Okay, a few bits and pieces in my life recently, but nothing major (or interesting) enough to warrant a blog post. Instead, I bring more useful Windows (and general) tidbits:
- If you want to bring up the original (read: less bloated) Media Player in Windows, click Start, Run and type mplayer2 then click OK. This was the one that was the main player in Windows 98 I think…
- If you’re programming using ODBC and the thing is running painfully slowly, check that you haven’t got ODBC tracing switched on. Click Start > Control Panel > Administrative Tools > Data Sources (ODBC) then click the Tracing tab. If it’s on switch it off. ODBC Tracing is phenomenally slow!
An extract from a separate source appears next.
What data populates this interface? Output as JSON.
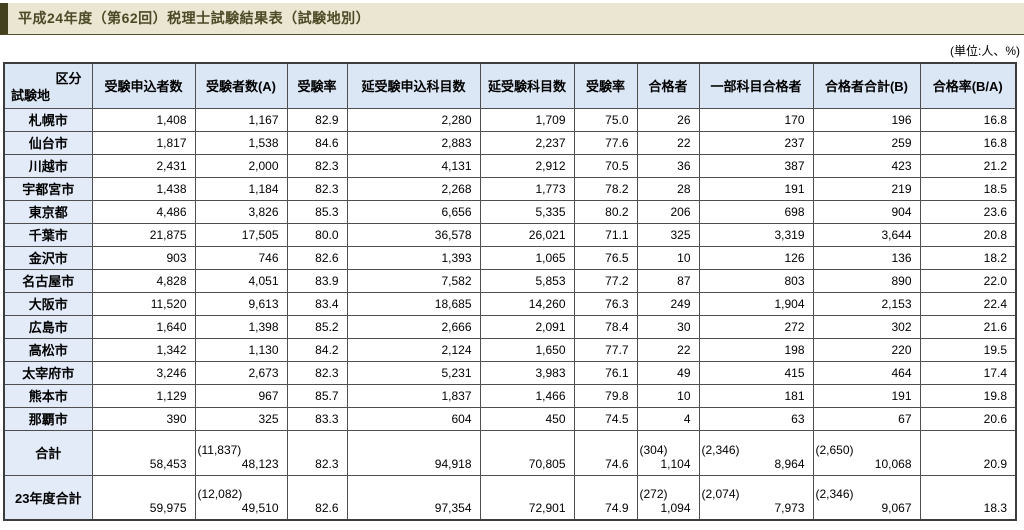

- The progress bar in Internet Explorer is quite often faked and has no bearing on reality. If you’re loading websites (particularly dynamically generated ones) and the progress bar looks like it’s going up at a fairly even pace, view it with suspicion.
Basically in many cases, websites don’t bother telling the browser in advance the size of the page. If the browser doesn’t know this, there’s no way for it to tell whether the page is almost done, or whether there’s a whole load more to come. So, it fakes it!
- For a rundown of all the important parts of your computer (including system uptime, network cards, memory, etc.) go to Start > Run, type cmd to bring up the command prompt, then type systeminfo and then Enter. It’ll list a whole bunch of useful information.
- If you want to drag and drop a file, but you realise immediately that the window you want to drop it to isn’t visible, drag your thing down to the taskbar and leave it over the window you want for a few seconds. The window will pop up and you can ‘drop’. Don’t ‘drop’ onto the taskbar itself; Windows will moan if you do this.
- More drag and drop: did you know that you can (in many places) drag and drop text. It’s sometimes quicker/more convenient than using the clipboard. If you hold down Ctrl after you’ve started dragging (but before you drop) it’ll make a copy. This is also normally true if you drag and drop files.
- If you have a tabbed environment (Firefox, for example) Ctrl+F4 will normally close just that tab. Ctrl+TAB will actually switch to the next Tab. Ctrl+Shift+TAB will go backwards!